Battering, sexual harassment, sex trafficking, prostitution and dislocation due to land-use and crop conversions and other forms of deprivation continue to haunt local grassroots women. The latest City-wide Social Weather survey conducted by the Ateneo de Davao University indicated favorable picture of gender consciousness among city residents that may counter the monitoring results of local Gender Watch in 1999 on its legislative measure.
It can be recalled that Gender Watch challenged the local government, in gist: while the local government of Davao City takes pride in its Women Development Code, it has yet to satisfactorily prove that it made a dent in making the local government employees aware of the implications of its legislative measure on gender asymmetry (Gender Watch-DPF, 1999).
Interestingly, Davao City could be a fertile ground for developing alternative ways of helping. It is one of the major political centers in the country.
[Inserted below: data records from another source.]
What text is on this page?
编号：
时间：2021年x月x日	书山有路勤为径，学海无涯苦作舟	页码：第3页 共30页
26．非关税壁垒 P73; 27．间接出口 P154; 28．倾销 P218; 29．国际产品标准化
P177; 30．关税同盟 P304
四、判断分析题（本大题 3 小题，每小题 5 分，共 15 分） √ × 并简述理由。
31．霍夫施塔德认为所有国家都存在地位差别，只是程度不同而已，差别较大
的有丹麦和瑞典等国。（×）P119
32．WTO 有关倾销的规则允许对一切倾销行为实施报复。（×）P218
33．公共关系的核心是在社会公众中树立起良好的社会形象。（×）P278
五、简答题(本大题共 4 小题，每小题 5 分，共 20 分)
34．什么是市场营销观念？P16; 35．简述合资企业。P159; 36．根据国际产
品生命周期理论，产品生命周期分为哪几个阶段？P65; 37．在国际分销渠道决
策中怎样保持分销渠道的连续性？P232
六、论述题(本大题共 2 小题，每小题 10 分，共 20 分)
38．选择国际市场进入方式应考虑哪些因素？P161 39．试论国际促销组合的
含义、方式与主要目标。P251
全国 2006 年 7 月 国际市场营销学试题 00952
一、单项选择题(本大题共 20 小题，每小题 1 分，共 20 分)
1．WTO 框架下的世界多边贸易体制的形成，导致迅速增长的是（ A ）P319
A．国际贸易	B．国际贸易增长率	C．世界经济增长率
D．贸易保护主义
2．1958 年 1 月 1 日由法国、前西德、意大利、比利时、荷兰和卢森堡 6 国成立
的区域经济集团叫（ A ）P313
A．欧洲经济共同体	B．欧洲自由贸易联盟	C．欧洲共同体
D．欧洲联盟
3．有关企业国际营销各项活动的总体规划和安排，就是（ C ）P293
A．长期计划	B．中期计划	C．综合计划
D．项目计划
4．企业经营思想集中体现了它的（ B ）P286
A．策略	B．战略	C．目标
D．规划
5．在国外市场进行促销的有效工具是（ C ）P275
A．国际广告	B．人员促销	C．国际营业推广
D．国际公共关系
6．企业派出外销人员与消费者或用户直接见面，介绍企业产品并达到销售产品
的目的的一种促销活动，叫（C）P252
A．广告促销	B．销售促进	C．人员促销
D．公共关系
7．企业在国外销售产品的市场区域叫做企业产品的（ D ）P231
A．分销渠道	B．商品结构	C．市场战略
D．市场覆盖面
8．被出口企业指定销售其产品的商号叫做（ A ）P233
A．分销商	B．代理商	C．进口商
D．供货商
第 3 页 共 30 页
It is the launching point for the Brunei-Indonesia-Malaysia- Philippines East Asia Growth Area or BIMP-EAGA plans and schemes, oftentimes serving as host to national and international trade fair and conventions boosting tourism albeit doubts on sex tourism surrounds it.
It is the base of more than a hundred traditional as well as developmental NGOs and seat for all types of community-based programs within sectoral and mixed people’s organizations. It has to its record in 1982, three major women groups or centers in the island: one focused on education, training, research and publications, the Women Studies and Resource Center, Inc (WSRC); one on advocacy-campaign and mobilization of women, the Women’s Alliance for True Change-Mindanao (WATCH-Mindanao), the seed of the membership of Gabriela-Mindanao. And the third, PILIPINA, which is focused on women’s education and legal services.
WSRC published one of the first Mindanao publications highlighting sectoral issues of women focused on economic, socio-cultural and political dimensions of women’s lives in a particular class and sector. And WATCH-Mindanao spearheaded the first wave of mass mobilizations of women against the Marcos dictatorial rule and a great number of them came from the sectors of urban poor, peasants, workers and the low-income professionals, including the enlightened religious women.
The women reached out by the three organizations found a basis of unity during the Marcos regime: state violence against women as illustrated in the sexual molestations and sexual assault by the members of the Armed Forces of the Philippines of women political activists. Since then various organizations have sprouted, building a distinct movement by and for women, and pursuing the promotion and protection of women’s rights within the framework of social transformation.
In 2007, there were more or less 25 regular distinct women’s programs in the city this did not include those people’s organizations with short and long term women’s projects and community-based organizations of women.
Until today, there are three major networks of women groups working independently but tactically together on specific local issues: the ever militant Gabriela, the moderate PILIPINA and the local government aligned and socio-civic oriented, Women Network Group (WOMENET).
In 1996, community-based organizations and women’s groups led by the members of Gabriela, formed the “March 8 Convenors” that became the regular and yet loose organization establishing mechanisms for women in the city to coordinate and collaborate on the annual commemoration of the International Day of Women Workers.
The local women’s groups sustain the holding of Women Summit (17th) as mandated by the Women Development Code. The annual gathering of women of the city ensures consistency of local government and people’s organizations’ coordination and collaboration on gender-specific concerns, a cursory review of the implementation of the Women Development Code and other policy outcomes.
Interestingly, the people’s movement for justice, freedom, peace and genuine change has gained enough strength in the city as it manages to sustain consciousness of people who are constantly confronted with national issues affecting the Philippine economy, sovereignty and culture. A level of political maturity of the populace is at its peak with mass mobilizations continuously set against the failure of national leadership to meet people’s basic needs and respect human rights. The local women’s groups highlight their specific issues in these mass actions.
Given the backdrop of a vibrant women’s movement in Davao City, as a licensed social worker, I submit that social work’s professional and collective visibility in the women’s movement is wanting. To rectify the situation, the Mindanao Working Group for Reproductive Health and Sexuality initiated sometime in 2005 a review of the social work curriculum towards integrating gender. Two schools of social work (MSU-Marawi and Holy Cross of Davao College) took part in the review and integration process. Lately, the National Association for Social Work Education (NASWEI) held sessions to improve engagement with people using gender lens.
On March 8, International Working Women’s Day, women of courage may be celebrating it as a day to glean state policies’ impact on the lives of the women living in poverty. The gender mainstreaming project appears to be a course adopted by the state devoid of a will in addressing social and economic inequalities.
Davao City may submit itself as an exhibit qualifying its trailblazing gender and development work, lessons and challenges put forward towards defining a holistic approach to the woman question.